Seismic Considerations The evaluation considered seismic conditions and determined that for baffle-former bolt degradation, seismic effects are bounded by the LOCA effects. When a baffle plate is loose, there is no significant mechanism to excite the plate. There will be minor pressure fluctuations in the baffle-former-barrel region due to the relative motion of components; however, these pressure fluctuations have been shown to be very small. Therefore, any pressure results are bounded by those analyzed in the LOCA analysis.

Vertical seismic effects are not expected to be significant and intermittent impacts with the upper or lower core plates will not have significant inertia to damage the core plates when considering safe shutdown earthquake (SSE). The upper internals holddown forces have significant margin to accommodate any incidental impacts. Therefore, for the purposes of this evaluation, seismic effects were considered decoupled from a LOCA event.

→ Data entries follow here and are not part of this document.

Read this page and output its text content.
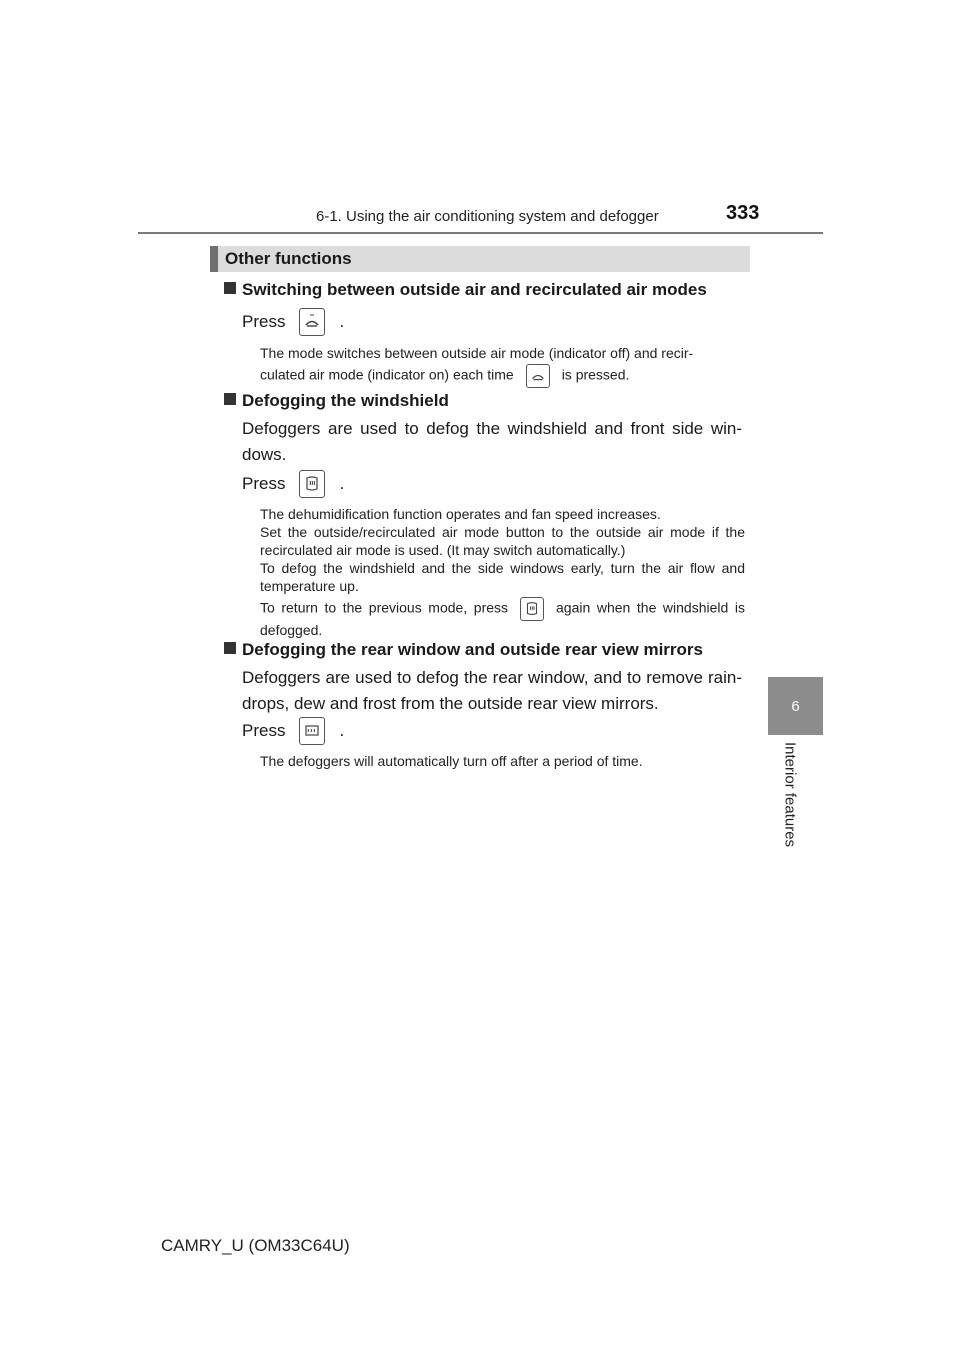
6-1. Using the air conditioning system and defogger	333
6
Interior features
Other functions
Switching between outside air and recirculated air modes
Press	.
The mode switches between outside air mode (indicator off) and recir-
culated air mode (indicator on) each time	is pressed.
Defogging the windshield
Defoggers are used to defog the windshield and front side win-dows.
Press	.
The dehumidification function operates and fan speed increases.
Set the outside/recirculated air mode button to the outside air mode if the recirculated air mode is used. (It may switch automatically.)
To defog the windshield and the side windows early, turn the air flow and temperature up.
To return to the previous mode, press	again when the windshield is defogged.
Defogging the rear window and outside rear view mirrors
Defoggers are used to defog the rear window, and to remove rain-drops, dew and frost from the outside rear view mirrors.
Press	.
The defoggers will automatically turn off after a period of time.
CAMRY_U (OM33C64U)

Fuel Assemblies The evaluation considered conservative fuel grid impact loads for 4-loop Westinghouse NSSS downflow plants. For these plants, the fuel assemblies that contain rod control cluster assemblies (RCCAs) were evaluated to determine any core locations where grid impact loads exceeded grid strengths, potentially leading to reduced flow areas and degraded coolability. This evaluation concluded that there is a potential for grid deformation on the core periphery, and that there is also a potential for limited deformation in the inboard fuel assemblies. The assessment of these potential impacts to core coolability is discussed in the LOCA Assessment section that follows.

Secondly, all RCCAs were evaluated and concluded to demonstrate complete RCCA insertion into the fuel assemblies at all RCCA locations in these plant designs considering the potential grid deformation discussed above. RCCAs were evaluated to demonstrate thimble tube structural integrity, flexibility of the control rodlets, and insignificant distortion of the grid.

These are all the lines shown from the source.